The answer to that question depended entirely on how microorganisms living in the seafloor would respond to being covered in a layer of oil. In every handful of seafloor mud, hundreds of millions of bacteria and related microorganisms make a living by eating detritus – the remains of dead fish and algae – that rains down onto the seafloor. But oil is vastly different than detritus to a bacteria’s stomach, and it remained unclear what types of bacteria, if any, could eat away at the blanket of oil.

Map of the extent of the surface oil spill following the Deepwater Horizon. Image courtesy of NOAA.

To find out, Kim Handley and colleagues sailed out to the Deepwater Horizon site only two months after the well had been capped. By this time, other researchers working to trace the sinking plume of oil had confirmed the swath of seafloor that had been coated in oil so that Handley was able to target areas of both high and low oil contamination. The team used a device known as a mega corer to collect sediments, which lands on the seafloor gently enough to leave the surface relatively undisturbed, but with enough force to collect mud into the core barrel.

 

Back on shore, the team went to the lab to extract all of the DNA from the thousands of different species of microorganisms living in the mud they collected and then sequenced it. The result was a tangle of millions of gene sequences – some of which encoded proteins that played a role in oil degradation, but most of which were simply genes that every bacteria species shares. The goal, however, was to find out which species those oil degradation genes came from. So the researchers took that tangle of sequences and tried to piece them together one-by-one by finding areas where the DNA sequences of two snippets overlapped – an impossible task by hand, but something that recent advances in computational biology have made readily possible.

 

Using this approach, Handley’s team was able to recover 57 distinct genomes belonging to bacteria that have the genes necessary to consume oil – a huge number of completed puzzles from the original pile of millions of DNA pieces. This analysis first of all pointed to the identities of these bacteria and clearly showed that they came from several different types of bacteria that are about as evolutionarily related as humans and fish.

Satellite image of the surface oil plume. Nearly one-quarter of the oil spilled from the Deepwater Horizon remained deep in the water column before sinking onto the seafloor. Image courtesy of NASA.

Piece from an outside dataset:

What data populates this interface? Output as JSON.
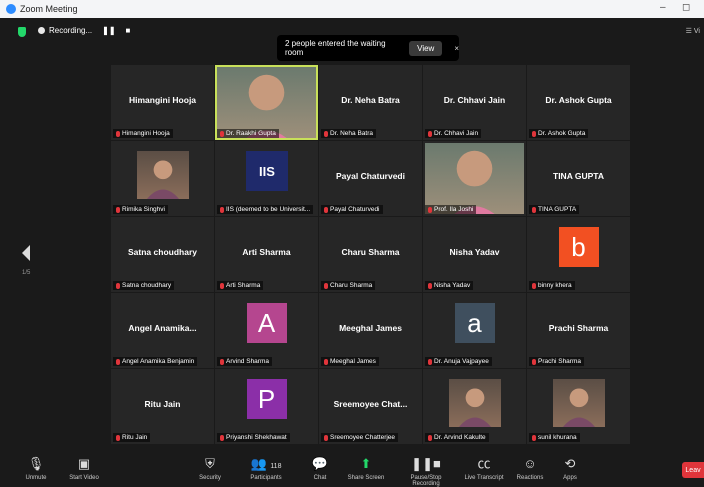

But even more important, examining the sites close to and far from the Deepwater Horizon well site revealed that almost all of these different bacteria were present everywhere the team sampled – including sites that saw very little oil contamination. That means that these oil-consuming bacteria likely didn’t spring up overnight with the appearance of oil or get transported across the Gulf of Mexico by the oil plume itself, but rather that they are native to the seafloor mud across the Gulf.

 

That makes sense given that simple hydrocarbons with some similarities to oil, like methane and butane, are found throughout the Gulf of Mexico seeping naturally out of the seafloor. However, this finding also has important implications for how we think about the role of microorganisms in cleaning up after oil spills. The microbial response to oil settling onto the seafloor in the Gulf of Mexico depended on microorganisms that were native because of the Gulf’s already frequent exposure to hydrocarbons. But if oil were spilled in an area where these bacteria are not present, for example in the case of an oil tanker spill, microorganisms in the seafloor may not be able to consume the oil.

 

While the Deepwater Horizon spill was an environmental catastrophe, it did provide scientists with a natural laboratory to learn more about how microorganisms respond to oil spills on the seafloor. And while in an ideal world another spill would never happen, the results of Handley and her team are a starting point for understanding whether we can count on bacteria to clean up the seafloor in the event of a spill.